The machine is the technology that is used to achieve this concept of shared dreaming
and going to different levels of dreaming. It is a facilitator; an intermediary between the
reality and the dreams to ensure the technological determinism.
To come back to the real world, a kick is used. By upsetting the equilibrium of a
dreamer, you can wake them from a dream and return them to reality. If you’re
dreaming a dream within a dream, each level of the dream has to have its own kick in
order for the one on the higher level to work. Like in the movie, Arthur blew up the
elevator to wake them up from the snow fortress dream so that the car hitting the water
could then wake them up. The music was also used as the kick which was an extension
for the ears.
People in their dreams are blinded by such technology and begin to lose a sense of the
real world. To differentiate dreams from reality, the totem comes into play. It is an
object constructed by someone who plans to invade a dream, whose exact weight and
composition only they know. This totem can be used to help verify whether you’re in
the real world, or the dream world. Cobb uses a top which, when spun inside a dream
never stops spinning. Ariadne constructs a chess piece, which she plans to use as her
totem.
Then comes the concept of inception, the art of entering dreams and planting an idea in
someone’s head. Like, Cobb planted an idea in Mal’s head that their world is not real,
which eventually led to her suicide.
4. This can happen at very deep level of dreaming. When they went deeper, they used the
machine, music, kick and the totem repeatedly. These can be seen as further extensions
of humans.
Through the power of technology, people could build up their own world in their
dreams as if they were God. For instance, Cobb and Mal build up their own dream
world and lived there for 50 years. And the architect, Ariadne constructs all the dreams
later in the movie.
Also, through this power, Cobb could be with his dead wife Mal, in his dreams as she
was a projection of his subconscious. A projection is a person created by the
subconscious mind of the subject. Projections are not real. They function like white
blood cells and should the subject begin to realize that the dream he's in, isn't his.

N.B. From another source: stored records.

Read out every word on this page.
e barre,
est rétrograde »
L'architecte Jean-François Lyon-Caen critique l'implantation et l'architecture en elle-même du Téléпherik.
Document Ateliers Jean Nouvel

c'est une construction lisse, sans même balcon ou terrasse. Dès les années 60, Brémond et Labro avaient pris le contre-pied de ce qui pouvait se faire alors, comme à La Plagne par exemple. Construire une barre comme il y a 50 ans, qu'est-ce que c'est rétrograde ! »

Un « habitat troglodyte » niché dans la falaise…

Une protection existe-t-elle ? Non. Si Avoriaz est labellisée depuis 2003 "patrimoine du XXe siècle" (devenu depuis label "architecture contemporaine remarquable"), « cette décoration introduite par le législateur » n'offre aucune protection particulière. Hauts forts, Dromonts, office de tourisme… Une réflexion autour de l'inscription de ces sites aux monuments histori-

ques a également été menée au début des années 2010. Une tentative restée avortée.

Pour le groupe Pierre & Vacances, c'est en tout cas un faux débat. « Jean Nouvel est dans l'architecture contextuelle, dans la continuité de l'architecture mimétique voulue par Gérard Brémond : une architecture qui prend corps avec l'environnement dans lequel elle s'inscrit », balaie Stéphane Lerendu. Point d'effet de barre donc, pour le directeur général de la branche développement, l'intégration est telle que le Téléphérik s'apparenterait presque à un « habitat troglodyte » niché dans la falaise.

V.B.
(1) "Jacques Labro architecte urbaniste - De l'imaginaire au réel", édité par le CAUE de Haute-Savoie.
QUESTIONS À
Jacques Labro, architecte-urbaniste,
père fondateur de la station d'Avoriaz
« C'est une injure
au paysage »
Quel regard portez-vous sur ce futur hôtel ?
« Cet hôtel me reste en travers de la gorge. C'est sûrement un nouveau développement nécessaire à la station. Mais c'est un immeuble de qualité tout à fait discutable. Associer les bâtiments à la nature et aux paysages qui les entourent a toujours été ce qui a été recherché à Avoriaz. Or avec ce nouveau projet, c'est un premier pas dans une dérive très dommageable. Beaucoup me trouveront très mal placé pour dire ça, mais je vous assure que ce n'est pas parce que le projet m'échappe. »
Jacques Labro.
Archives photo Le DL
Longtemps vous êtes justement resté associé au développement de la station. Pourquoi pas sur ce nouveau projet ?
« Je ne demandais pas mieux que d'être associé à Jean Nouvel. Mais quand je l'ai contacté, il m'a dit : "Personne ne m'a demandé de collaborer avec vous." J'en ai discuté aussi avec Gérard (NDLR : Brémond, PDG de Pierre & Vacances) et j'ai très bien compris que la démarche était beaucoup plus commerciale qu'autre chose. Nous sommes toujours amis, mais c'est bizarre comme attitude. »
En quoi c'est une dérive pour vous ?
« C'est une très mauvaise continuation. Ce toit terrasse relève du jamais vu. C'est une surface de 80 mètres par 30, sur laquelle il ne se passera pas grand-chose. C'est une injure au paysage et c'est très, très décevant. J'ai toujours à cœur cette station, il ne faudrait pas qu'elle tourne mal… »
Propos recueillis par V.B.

Projections respond violently and attempt to seek out the dreamer and destroy him. A
projection can be seen as an extension of the subconscious mind again.
Also, technology can serve as a means of overcoming death. In the movie, dying in a
dream was just waking up from a dream and not actually dying. Technology allowed
them to overcome death.
Dreamers could stay longer in a dream and go deeper by the use of sedatives. But when
they go deeper through sedatives; they may end up in a limbo. It’s a place where time
runs quickly and people seem to forget reality. In the starting scene of the movie, Satio
and Cobb are in the limbo.
Conclusion
This film has used the concept/ idea that there is a special kind of relationship between
humans and technology, that goes far beyond that of simply “a person” who uses “a
thing” for his/ her own purposes and desires. Inception, exemplified such a concept by
depicting dreams as an extension of our subconscious mind.
A human utilizing a technology for his/her own purposes and desires is only but the
beginning of it all. A time comes when the technology overpowers the man.